The moon bathed the Whispering Yard as Caelum exited, leaving Grock unconscious behind him. He felt no satisfaction—only the familiar void of someone who'd won a meaningless battle. He wiped blood from his knuckles with a torn piece of his tunic, his motions precise, mechanical.

Evan waited at the edge of the yard, eyes wide with terror and awe.

"N-No one's ever beaten Grock..." he stammered.

Caelum didn't answer. He walked toward the barracks, feeling adrenaline fade, leaving only the weariness of a thousand past battles.

Then he saw them.

A group of nobles blocked the path, their spotless blue robes gleaming under torchlight. And at the center, like a moon among pale stars, Lysara von Eldrid.

Caelum didn't slow. He kept walking, ready to plow through them if needed.

But something unexpected happened.

The nobles parted, forming a corridor. Not submission—acknowledgment.

Lysara stepped forward.
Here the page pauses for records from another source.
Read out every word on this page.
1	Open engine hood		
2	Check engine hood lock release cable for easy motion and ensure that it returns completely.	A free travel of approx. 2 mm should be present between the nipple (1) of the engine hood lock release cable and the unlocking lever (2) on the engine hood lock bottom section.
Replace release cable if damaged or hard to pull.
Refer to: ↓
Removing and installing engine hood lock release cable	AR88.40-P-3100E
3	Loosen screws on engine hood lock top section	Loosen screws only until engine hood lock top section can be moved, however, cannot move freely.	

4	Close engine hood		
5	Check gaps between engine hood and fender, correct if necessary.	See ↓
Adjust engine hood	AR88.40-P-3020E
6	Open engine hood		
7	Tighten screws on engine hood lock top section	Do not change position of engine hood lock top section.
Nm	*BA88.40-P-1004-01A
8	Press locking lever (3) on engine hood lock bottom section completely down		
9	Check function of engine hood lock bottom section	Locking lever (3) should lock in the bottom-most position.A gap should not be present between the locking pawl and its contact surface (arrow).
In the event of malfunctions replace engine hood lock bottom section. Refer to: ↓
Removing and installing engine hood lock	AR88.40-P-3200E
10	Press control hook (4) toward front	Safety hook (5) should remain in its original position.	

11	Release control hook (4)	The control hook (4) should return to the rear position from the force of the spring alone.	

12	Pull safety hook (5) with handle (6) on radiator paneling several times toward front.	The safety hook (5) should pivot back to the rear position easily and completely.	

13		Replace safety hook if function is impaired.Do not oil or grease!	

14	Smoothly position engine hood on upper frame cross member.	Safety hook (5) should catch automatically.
Her silver hair shone like polished metal, and the fleur-de-lis pendant—so like Alyssa's—rested on her chest.

"Interesting technique," she said, her voice as cold as his. "Not the academy's style."

Caelum met her eyes, searching for something—any hint of his beloved behind those green irises.

He found nothing.

"Not everything's learned in books," he replied, walking past her without stopping.

One of the nobles, a tall youth with scarred hands, smirked.

"Grock was an animal. The academy needs warriors like you."

Caelum paused. He didn't turn, but his voice cut the air like a dagger:

"I'm not one of you."

He kept walking, feeling their gazes bore into his back.

Then Lysara spoke again, so softly it might've been meant only for him:

"That final move... What do you call it?"

Caelum closed his eyes for a moment. It was the same technique he'd used fighting beside Alyssa at the Siege of Valtierra.

"It doesn't have a name," he lied.

And he left, leaving behind the echo of a laugh he couldn't place as mockery or approval.

That night, as the barracks echoed with snores, Caelum sat on his bed, studying his hands. Hands that had killed. Hands that had failed to save.

"They're watching you," Alyssa whispered from the shadows, her voice blending with the creaking wood.

"It doesn't matter."

"Liar."

Caelum didn't reply. Because she was right. Everything mattered. Every glance, every word, every damn detail of that pendant.

Outside, the wind howled like a lost soul.

And somewhere in the academy, someone else gazed at the stars, wondering why that commoner with dead eyes felt so familiar.